The Golden Globes Without Harvey Weinstein: How Big a Change Is in Store?

The mogul’s fall was only the beginning of a seismic shift in Hollywood, and awards voters are aware of the message they can send

Harvey Weinstein Golden Globes
Harvey Weinstein at a Golden Globes afterparty in 2015 / Getty Images for TWC

In a way, the Golden Globe nominations that will be announced on Monday won’t be dramatically different than they would have been if Harvey Weinstein had never been accused of multiple instances of sexual misconduct.

After all, Weinstein’s biggest awards hope this year would have been the dark drama “Wind River,” a brilliant but challenging film that always would have been a tough sell to the members of the Hollywood Foreign Press Association.

The Weinstein Company may have placed a nominee in the marquee Best Motion Picture – Drama category for the last five years in a row, but that streak likely would have come to an end this year, despite Weinstein’s track record wooing and courting the 90-odd foreign journalists who make up the HFPA.

And while a full-strength Harvey Weinstein would no doubt have been campaigning hard for one of Jeremy Renner’s career-best performances in “Wind River,” the actor would likely have remained in the same position he is now that the film has been taken away from the Weinsteins to mount a campaign on its own: as an eminently worthy dark horse.

So no, the Weinstein scandal doesn’t kill the chances of films that otherwise would have been prime Globes contenders, or significantly boost the hopes of films that otherwise would have been bypassed.

But it’s not fair to say that Weinstein’s absence won’t have a strong affect on the Golden Globes nominations — because his fall was only the beginning of a seismic shift in Hollywood and in the rest of the country, as one powerful predator after another was exposed.

Weinstein was followed by Kevin Spacey and James Toback and Brett Ratner and Louis CK and Matt Lauer and dozens of others — and the HFPA, an often-embattled organization that in recent years has clearly been sensitive to the way it is perceived, has to be hyper-aware of the message that can be sent by its nominations.

The repercussions might well be seen most clearly in the Globes’ television categories, where Spacey’s series “House of Cards” has received eight nominations over the last three years and won twice, once for Spacey in 2015 and once for Robin Wright in 2014.

Spacey, of course, has virtually no shot at landing a nomination this year for Season 5 of the series — but everybody else on “House of Cards” could be in the same boat. “I don’t think they’ll want anybody from that show in the room,” said one publicist who frequently works with the HFPA. “They know it would be a huge distraction.”

The comedy series “Transparent,” meanwhile, has received seven nominations since 2015. Three of those, including one win, were for star Jeffrey Tambor, whose future on the show is uncertain after he was accused of improprieties.
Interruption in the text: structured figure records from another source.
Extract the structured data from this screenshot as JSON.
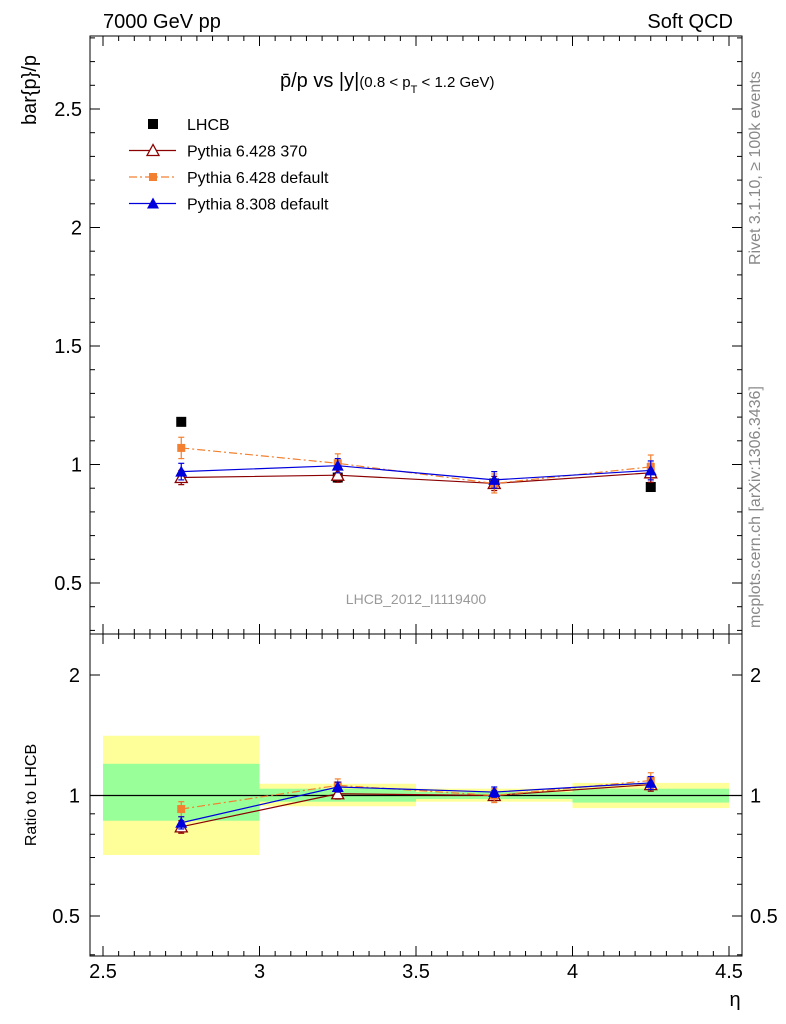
{
  "header": {
    "left": "7000 GeV pp",
    "right": "Soft QCD"
  },
  "side_texts": {
    "rivet": "Rivet 3.1.10, ≥ 100k events",
    "source": "mcplots.cern.ch [arXiv:1306.3436]"
  },
  "watermark": "LHCB_2012_I1119400",
  "main_title": {
    "text": "p̄/p vs |y|",
    "cut_open": "(0.8 < p",
    "cut_sub": "T",
    "cut_close": " < 1.2 GeV)"
  },
  "colors": {
    "lhcb": "#000000",
    "py6_370": "#8b0000",
    "py6_default": "#f28030",
    "py8_default": "#0000dd",
    "band_inner": "#99ff99",
    "band_outer": "#ffff99"
  },
  "chart_data": [
    {
      "type": "scatter",
      "panel": "main",
      "ylabel": "bar{p}/p",
      "xlabel": "η",
      "xlim": [
        2.5,
        4.5
      ],
      "ylim": [
        0.3,
        2.8
      ],
      "yticks": [
        "0.5",
        "1",
        "1.5",
        "2",
        "2.5"
      ],
      "legend_position": "top-left",
      "series": [
        {
          "name": "LHCB",
          "key": "lhcb",
          "marker": "square",
          "x": [
            2.75,
            3.25,
            3.75,
            4.25
          ],
          "y": [
            1.18,
            0.945,
            0.92,
            0.905
          ],
          "err": [
            0.01,
            0.01,
            0.01,
            0.01
          ]
        },
        {
          "name": "Pythia 6.428 370",
          "key": "py6_370",
          "marker": "open-triangle",
          "x": [
            2.75,
            3.25,
            3.75,
            4.25
          ],
          "y": [
            0.945,
            0.955,
            0.92,
            0.965
          ],
          "err": [
            0.03,
            0.03,
            0.03,
            0.04
          ]
        },
        {
          "name": "Pythia 6.428 default",
          "key": "py6_default",
          "marker": "square-small",
          "x": [
            2.75,
            3.25,
            3.75,
            4.25
          ],
          "y": [
            1.07,
            1.005,
            0.92,
            0.99
          ],
          "err": [
            0.045,
            0.04,
            0.04,
            0.05
          ]
        },
        {
          "name": "Pythia 8.308 default",
          "key": "py8_default",
          "marker": "triangle",
          "x": [
            2.75,
            3.25,
            3.75,
            4.25
          ],
          "y": [
            0.97,
            0.995,
            0.935,
            0.975
          ],
          "err": [
            0.035,
            0.03,
            0.035,
            0.04
          ]
        }
      ]
    },
    {
      "type": "scatter",
      "panel": "ratio",
      "ylabel": "Ratio to LHCB",
      "xlabel": "η",
      "xlim": [
        2.5,
        4.5
      ],
      "ylim": [
        0.35,
        2.3
      ],
      "yticks": [
        "0.5",
        "1",
        "2"
      ],
      "xticks": [
        "2.5",
        "3",
        "3.5",
        "4",
        "4.5"
      ],
      "bands": [
        {
          "x": [
            2.5,
            3.0
          ],
          "inner": [
            0.865,
            1.2
          ],
          "outer": [
            0.71,
            1.41
          ]
        },
        {
          "x": [
            3.0,
            3.5
          ],
          "inner": [
            0.965,
            1.04
          ],
          "outer": [
            0.94,
            1.07
          ]
        },
        {
          "x": [
            3.5,
            4.0
          ],
          "inner": [
            0.98,
            1.02
          ],
          "outer": [
            0.965,
            1.04
          ]
        },
        {
          "x": [
            4.0,
            4.5
          ],
          "inner": [
            0.96,
            1.04
          ],
          "outer": [
            0.93,
            1.075
          ]
        }
      ],
      "series": [
        {
          "name": "Pythia 6.428 370",
          "key": "py6_370",
          "marker": "open-triangle",
          "x": [
            2.75,
            3.25,
            3.75,
            4.25
          ],
          "y": [
            0.835,
            1.01,
            1.0,
            1.065
          ],
          "err": [
            0.03,
            0.03,
            0.03,
            0.04
          ]
        },
        {
          "name": "Pythia 6.428 default",
          "key": "py6_default",
          "marker": "square-small",
          "x": [
            2.75,
            3.25,
            3.75,
            4.25
          ],
          "y": [
            0.925,
            1.06,
            1.0,
            1.09
          ],
          "err": [
            0.04,
            0.04,
            0.04,
            0.05
          ]
        },
        {
          "name": "Pythia 8.308 default",
          "key": "py8_default",
          "marker": "triangle",
          "x": [
            2.75,
            3.25,
            3.75,
            4.25
          ],
          "y": [
            0.855,
            1.05,
            1.02,
            1.075
          ],
          "err": [
            0.03,
            0.03,
            0.03,
            0.04
          ]
        }
      ]
    }
  ]
}
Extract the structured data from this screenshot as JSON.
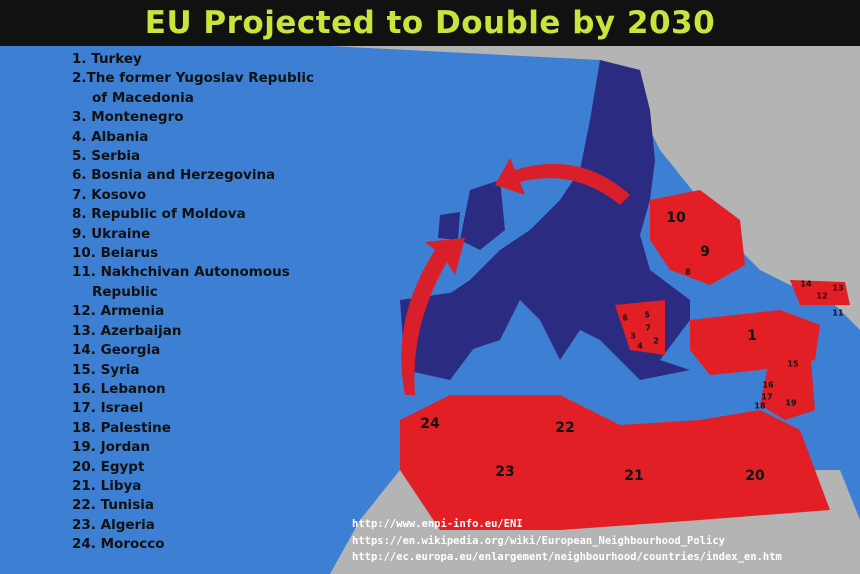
{
  "title": "EU Projected to Double by 2030",
  "list": [
    "1. Turkey",
    "2.The former Yugoslav Republic of Macedonia",
    "3. Montenegro",
    "4. Albania",
    "5. Serbia",
    "6. Bosnia and Herzegovina",
    "7. Kosovo",
    "8. Republic of Moldova",
    "9. Ukraine",
    "10. Belarus",
    "11. Nakhchivan Autonomous Republic",
    "12. Armenia",
    "13. Azerbaijan",
    "14. Georgia",
    "15. Syria",
    "16. Lebanon",
    "17. Israel",
    "18. Palestine",
    "19. Jordan",
    "20. Egypt",
    "21. Libya",
    "22. Tunisia",
    "23. Algeria",
    "24. Morocco"
  ],
  "map_labels": [
    "10",
    "9",
    "8",
    "14",
    "12",
    "13",
    "11",
    "6",
    "5",
    "7",
    "3",
    "4",
    "2",
    "1",
    "15",
    "16",
    "17",
    "18",
    "19",
    "24",
    "22",
    "23",
    "21",
    "20"
  ],
  "links": [
    "http://www.enpi-info.eu/ENI",
    "https://en.wikipedia.org/wiki/European_Neighbourhood_Policy",
    "http://ec.europa.eu/enlargement/neighbourhood/countries/index_en.htm"
  ]
}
Tambor would be another distraction, to be sure, though it’s conceivable that voters won’t opt to penalize the entire show.

Spacey could have a big impact on the movie side as well. Pre-scandal, the actor’s team was preparing an awards campaign for his supporting role in Ridley Scott’s “All the Money in the World,” in which he played oil tycoon J. Paul Getty – but when the unsavory stories began to mount in early November, Scott opted to reshoot all of Spacey’s scenes with Christopher Plummer playing the role instead.

The HFPA was the first to see the hastily-shot and hastily-assembled result — they saw a rough cut on Dec. 4, just before their deadline — and they responded positively, especially to Plummer, according to reports. A nomination for the 87-year-old actor, or additional nominations for the film itself, could be seen as an irresistible statement of support for Scott’s action in purging his movie of Spacey at the 11th hour.

While the accusations against Woody Allen predate the Weinstein scandal by years, the current climate could also hurt the chances of Kate Winslet, the only person associated with Allen’s new “Wonder Wheel” who would have had any real shot at a nomination. It could be much easier to give that slot to somebody who won’t drag Woody’s baggage into the Beverly Hilton ballroom.

And in a way, the storms of the past three months — and the storms of the first year of Donald Trump’s presidency — could also push the HFPA toward a purposefully inclusive and diverse slate of nominees: toward women like Greta Gerwig (“Lady Bird”) and Dee Rees (“Mudbound”) in the directing category, toward movies about issues of race (“Get Out”), sexual orientation (“Call Me by Your Name”), justice (“Three Billboards Outside Ebbing, Missouri”), freedom of the press (“The Post”) and support for the dispossessed (“The Florida Project”).

If those movies are indeed recognized, you can’t say it’s because of Harvey Weinstein — they are some of the year’s best films, and many of them would deserve to be saluted at any time. But the Weinstein scandal, and everything that followed, created a climate in which it is increasingly important for Hollywood to send the right message and do the right thing — and there’s no question that the voters in the Hollywood Foreign Press Association are aware of that.

They may make baffling choices at times — less frequently in recent years — but they aren’t tone deaf to the cultural changes we’re going through.

Let’s face it: A shadow hangs over Hollywood (and Washington) these days, and Globes voters might well want to shine a little light.